A small torrent rushes down toward you just as the patter becomes a downpour. You’re soaked to the skin, and the new river drenches your socks as well. You’re unable to move quickly because each step is underwater.

The smooth rocks provide little stability, and you fall into the brook. Your pants are drenched. Then a new sound appears over the rain and thunder. A low grumble. But it’s not the moaning; that was overpowered by the rainstorm. This new sound drowns out the very rain beating against your ears.

A rush of water, six feet high, pounds around the bend before you. You’ve no option other than to look dumbly at the liquid wall approaching. The smooth canyon walls leave nothing to grab hold of, and no outcroppings from which to resist the rush.

The three of you are swept away by the torrent. Water makes every effort to rob you of your breath: jumping into your mouth, dunking your head under, slamming you against the canyon wall; but you’re able to cough a breath here and there as you rollick your way down the canyon.

You’re riding the very forefront of the current, watching helplessly as land becomes river. You travel the ground you reclaimed in a matter of seconds. There’s a recurring sequence of being thrown out in front of the water and getting scooped up again. After a dozen times, the rocks cutting and bruising you, the water finally catches up with the moans.

And in the next split second, you learn why you’ve seen no zombies hitherto. They were all down here, trapped and broken in the canyon. Hundreds of them piled atop one another inside a steep embankment. Then you are thrown atop the pile. They react as an angry nest of fire ants, whirling about to attack you. The last thing you see before the water comes is a small footbridge, high above the canyon. On your back, looking up, the rapids take you.

The deluge is something you can no longer resist, not with thousands of zombies grabbing and pulling at you like you’re the lone life raft after a cruise liner sinks. You’re bitten, but not eaten. You’re drowned, but not dead. At least not forever. The
Gilgazyme
 ® makes sure of that. Even as your limp body moves with the current, the plague restructures your DNA. Soon you will rise again.

You’ll never know the fate of Rosie and Lucas Tesshu, for even if you see them again, you wouldn’t know their names. Feeling and memory give way to instinct. You’ll wash up somewhere, with no recollection of who you are, and then you’ll wander toward civilization.


 
Give way to instinct.

MAKE YOUR CHOICE

Goodbye

“T
hen keep on running,” she says, no remorse in her dusky eyes.


 
Keep on running.

MAKE YOUR CHOICE

Go, Go, Go!

T
his being your first up-close encounter with the undead, you flee in terror. Your backpack bounces awkwardly as you run across neighboring lawns. You breathe hard and fast, bounding with strides longer than you knew you could take.

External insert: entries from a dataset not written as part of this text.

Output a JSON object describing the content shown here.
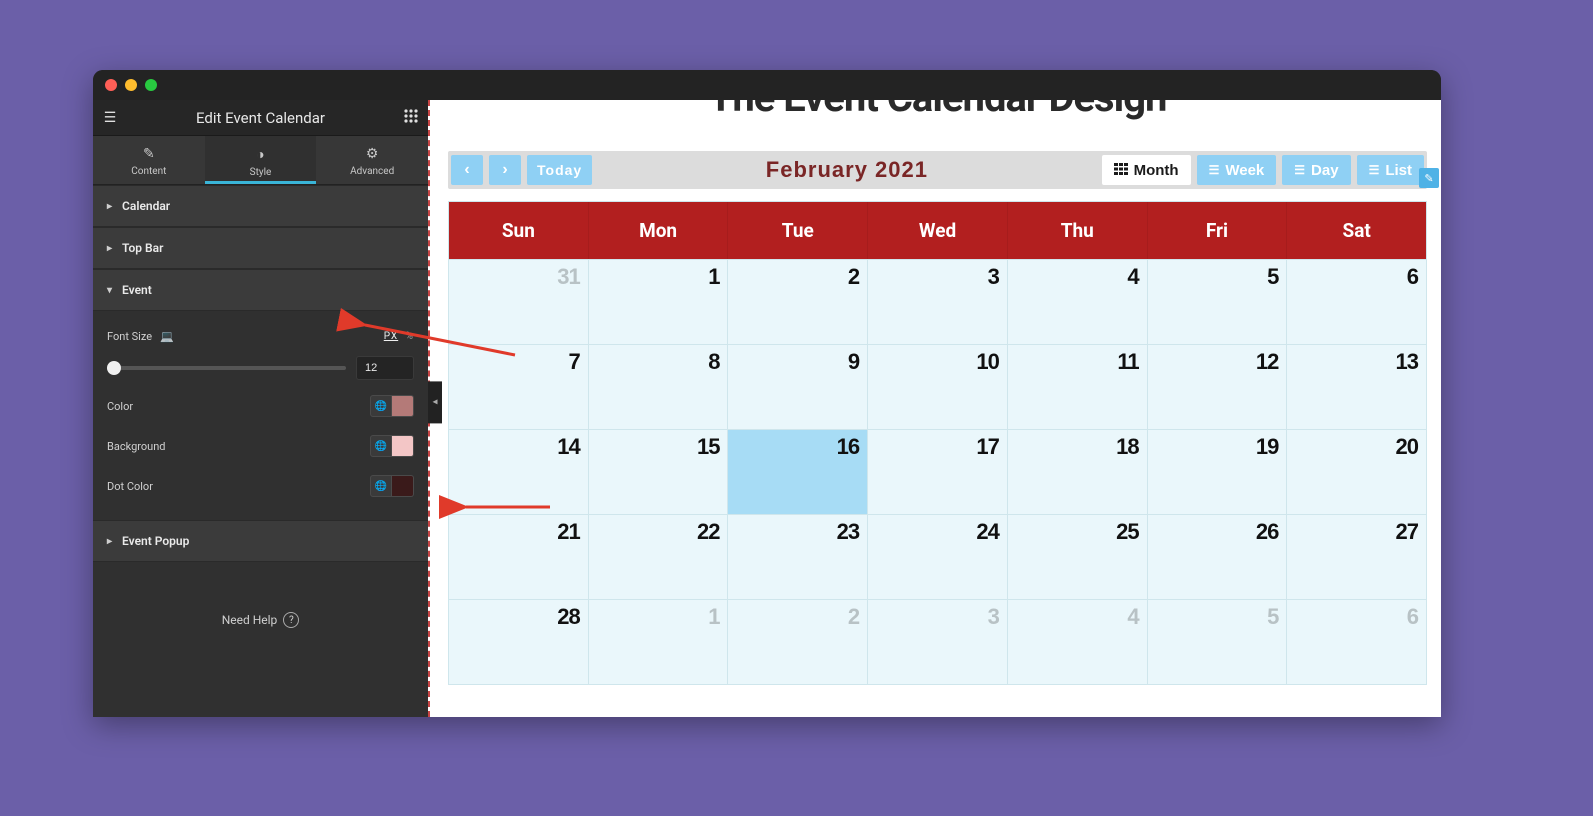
{
  "window": {
    "title": "Edit Event Calendar"
  },
  "sidebar": {
    "tabs": [
      {
        "label": "Content"
      },
      {
        "label": "Style"
      },
      {
        "label": "Advanced"
      }
    ],
    "active_tab_index": 1,
    "sections": {
      "calendar": {
        "title": "Calendar"
      },
      "top_bar": {
        "title": "Top Bar"
      },
      "event": {
        "title": "Event",
        "font_size_label": "Font Size",
        "unit_px": "PX",
        "unit_pct": "%",
        "font_size_value": "12",
        "color_label": "Color",
        "color_swatch": "#b47a78",
        "background_label": "Background",
        "background_swatch": "#f3c6c6",
        "dot_color_label": "Dot Color",
        "dot_color_swatch": "#3a1a1a"
      },
      "event_popup": {
        "title": "Event Popup"
      }
    },
    "help_label": "Need Help"
  },
  "preview": {
    "page_title": "The Event Calendar Design",
    "toolbar": {
      "today": "Today",
      "month_label": "February 2021",
      "views": {
        "month": "Month",
        "week": "Week",
        "day": "Day",
        "list": "List"
      }
    },
    "calendar": {
      "day_headers": [
        "Sun",
        "Mon",
        "Tue",
        "Wed",
        "Thu",
        "Fri",
        "Sat"
      ],
      "weeks": [
        [
          {
            "n": "31",
            "other": true
          },
          {
            "n": "1"
          },
          {
            "n": "2"
          },
          {
            "n": "3"
          },
          {
            "n": "4"
          },
          {
            "n": "5"
          },
          {
            "n": "6"
          }
        ],
        [
          {
            "n": "7"
          },
          {
            "n": "8"
          },
          {
            "n": "9"
          },
          {
            "n": "10"
          },
          {
            "n": "11"
          },
          {
            "n": "12"
          },
          {
            "n": "13"
          }
        ],
        [
          {
            "n": "14"
          },
          {
            "n": "15"
          },
          {
            "n": "16",
            "today": true
          },
          {
            "n": "17"
          },
          {
            "n": "18"
          },
          {
            "n": "19"
          },
          {
            "n": "20"
          }
        ],
        [
          {
            "n": "21"
          },
          {
            "n": "22"
          },
          {
            "n": "23"
          },
          {
            "n": "24"
          },
          {
            "n": "25"
          },
          {
            "n": "26"
          },
          {
            "n": "27"
          }
        ],
        [
          {
            "n": "28"
          },
          {
            "n": "1",
            "other": true
          },
          {
            "n": "2",
            "other": true
          },
          {
            "n": "3",
            "other": true
          },
          {
            "n": "4",
            "other": true
          },
          {
            "n": "5",
            "other": true
          },
          {
            "n": "6",
            "other": true
          }
        ]
      ]
    }
  }
}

Once the lizard part of your brain stops telling you to run, your tunnel vision relents and you actually see what’s around you. Then you stop dead in your tracks, your back up against a house.

Across the street, a housewife zombie stands inside her home, just behind the screen door. She stares at you. Without any real signs of aggression, she pushes the tattered screen out of its frame and steps through the door.

As you stare back, two hands crash out of the glass behind you and grab onto your backpack, lifting you up to the raised window. You struggle to get out, thrashing like an angry toddler trying to squirm out of a sweater, and at the last moment slide out onto the lawn—your backpack disappears into the house.

You get away, but your gear does not. Looking back, you don’t see the undead housewife, either. Luckily, you were carrying the fireman’s axe so you at least have that. What do you do?


 
That pack’s got everything: weapons, first aid, food, flashlight, maps… I’ve got to go back for it.


 
Keep moving. If you haven’t got your health, you haven’t got anything.